Ghanaians will wake up tomorrow to a new era where the monies they transfer online and on mobile will attract a tax of 1.5% once they exceed a daily cap of GHS 100 ($13) in cumulative payments.
Because of widespread disaffection about the way the government has gone about imposing this tax, riding roughshod over many important stakeholders to bulldoze it through, it has had to make last-minute concessions in an attempt to blunt some of the anger. These concessions were mainly in the form of “exemptions”.
Payments made to a range of recipients, for a variety of purposes, and to a sender’s own accounts and/or wallets, regardless of where they are held, were exempted from the e-levy.
To enable these cross-network, industry-wide, exemption rules and processes to take effect, there was a need for some kind of central catalog of APIs and services for the nearly 400 financial services operators allowed to charge the tax to uniformly adopt for consistency.
The industry proposed a clear set of specifications that they could implement on their own and suggested the creation of a set of APIs operated by a national payments switch, such as the GhIPPS. Other commentators warned about the complexity of developing cross-network, industry-wide, charging rules to deliver fully on the exemptions.
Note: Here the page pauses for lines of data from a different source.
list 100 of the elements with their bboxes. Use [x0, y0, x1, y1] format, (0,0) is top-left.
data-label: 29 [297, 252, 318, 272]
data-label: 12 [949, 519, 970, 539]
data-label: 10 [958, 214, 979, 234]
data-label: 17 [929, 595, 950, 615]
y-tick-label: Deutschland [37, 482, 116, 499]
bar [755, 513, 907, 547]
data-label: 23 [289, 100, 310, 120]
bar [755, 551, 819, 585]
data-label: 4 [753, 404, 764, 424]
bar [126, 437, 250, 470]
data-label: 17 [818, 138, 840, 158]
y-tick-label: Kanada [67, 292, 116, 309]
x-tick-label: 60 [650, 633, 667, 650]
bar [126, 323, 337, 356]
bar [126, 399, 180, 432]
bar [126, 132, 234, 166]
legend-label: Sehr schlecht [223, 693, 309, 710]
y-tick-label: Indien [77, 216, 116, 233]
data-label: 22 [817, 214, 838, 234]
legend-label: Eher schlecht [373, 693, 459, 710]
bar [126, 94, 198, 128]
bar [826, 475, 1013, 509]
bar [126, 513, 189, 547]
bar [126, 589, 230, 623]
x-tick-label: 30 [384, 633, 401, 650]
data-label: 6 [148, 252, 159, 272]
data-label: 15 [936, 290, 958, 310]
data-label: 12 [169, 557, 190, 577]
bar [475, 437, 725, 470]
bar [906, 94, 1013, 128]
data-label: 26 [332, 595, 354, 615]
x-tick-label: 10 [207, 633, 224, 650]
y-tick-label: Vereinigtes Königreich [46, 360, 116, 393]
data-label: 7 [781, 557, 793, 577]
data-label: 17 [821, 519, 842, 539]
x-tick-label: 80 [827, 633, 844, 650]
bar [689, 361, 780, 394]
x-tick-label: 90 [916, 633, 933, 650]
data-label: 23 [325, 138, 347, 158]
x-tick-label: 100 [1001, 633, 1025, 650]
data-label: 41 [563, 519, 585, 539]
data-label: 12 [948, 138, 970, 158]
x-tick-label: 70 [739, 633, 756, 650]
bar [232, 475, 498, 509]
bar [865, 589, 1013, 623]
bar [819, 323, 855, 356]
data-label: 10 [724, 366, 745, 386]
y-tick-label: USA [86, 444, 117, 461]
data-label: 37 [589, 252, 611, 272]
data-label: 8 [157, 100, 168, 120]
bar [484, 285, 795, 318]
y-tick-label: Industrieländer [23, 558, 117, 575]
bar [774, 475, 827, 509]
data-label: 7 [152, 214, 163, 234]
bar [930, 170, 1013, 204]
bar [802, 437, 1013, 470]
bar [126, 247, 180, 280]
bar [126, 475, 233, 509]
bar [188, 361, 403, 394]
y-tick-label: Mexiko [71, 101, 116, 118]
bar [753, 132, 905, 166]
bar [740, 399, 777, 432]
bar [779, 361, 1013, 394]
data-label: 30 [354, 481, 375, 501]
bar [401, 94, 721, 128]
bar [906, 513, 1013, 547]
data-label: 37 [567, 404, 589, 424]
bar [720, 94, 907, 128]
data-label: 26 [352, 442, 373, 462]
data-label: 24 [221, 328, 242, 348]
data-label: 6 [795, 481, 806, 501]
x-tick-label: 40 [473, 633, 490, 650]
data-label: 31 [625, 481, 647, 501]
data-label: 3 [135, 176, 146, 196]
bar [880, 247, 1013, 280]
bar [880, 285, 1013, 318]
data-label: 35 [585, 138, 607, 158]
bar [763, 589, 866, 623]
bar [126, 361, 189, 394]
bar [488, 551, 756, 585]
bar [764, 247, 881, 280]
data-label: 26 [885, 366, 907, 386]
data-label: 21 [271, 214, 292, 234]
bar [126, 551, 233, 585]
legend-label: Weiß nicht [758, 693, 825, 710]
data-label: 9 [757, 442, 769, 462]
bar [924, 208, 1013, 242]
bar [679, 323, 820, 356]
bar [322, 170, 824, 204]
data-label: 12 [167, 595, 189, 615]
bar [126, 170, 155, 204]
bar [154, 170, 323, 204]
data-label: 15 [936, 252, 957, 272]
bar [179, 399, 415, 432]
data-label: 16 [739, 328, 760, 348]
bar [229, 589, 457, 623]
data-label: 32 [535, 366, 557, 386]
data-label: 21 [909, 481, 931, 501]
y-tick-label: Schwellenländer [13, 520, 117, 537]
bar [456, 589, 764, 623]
Characteristic of the government’s current attitude to stakeholders, all these warnings and admonitions were ignored.
The Ghana Revenue Authority (GRA) insisted that it had developed a solution called ELMAS that could centrally manage all these ad hoc and constantly evolving rules (example: a cumulative exemption cap of GHS 20,000 was abruptly added for corporate banking transactions). It strenuously denied that any private contractors were involved at state cost.
It was eventually discovered that not only was the ELMAS shrouded in opacity, but it was also steeped in confusion and lack of candour. Industry players insist that they detected the involvement of shady and conflicted private contractors behind the GRA front presented throughout the attempts to build the industry-wide charging and exemptions framework. “Conflicted” in the sense that the ELMAS was also pitched as a monitoring system. How then can contractors known to be active players in the industry be brought in stealthily as referees and traffic conductors were it not for cronyism and other self-serving interests?
Whatever be the motivation of the government agencies, the poor design of the whole e-levy; refusal to heed industry advice and the inputs of well-meaning critics; the unrealistic timelines; and the failure to create a truly above-board and professional framework, have all led to a situation where several critical exemptions shall not work smoothly come tomorrow.
Instead of an industry-wide framework, individual financial services operators will use their internal billing systems to apply the tax and any applicable exemptions only within the confines of their own network. Cross-operator exemptions shall be constrained.
The government’s bid to prevent mass defections from electronic payments and a reversion to cash, which would undermine both the revenue objectives of the tax and Ghana’s budding digital economy, is now under threat.
Such a sad spectacle would have been averted if good faith consultations with all relevant stakeholders had been undertaken. Instead, opacity, favouritism, aloofness and lack of candour and transparency, have once again been allowed to derail the reputation of Ghanaian government agencies for professional and effective policy design and implementation.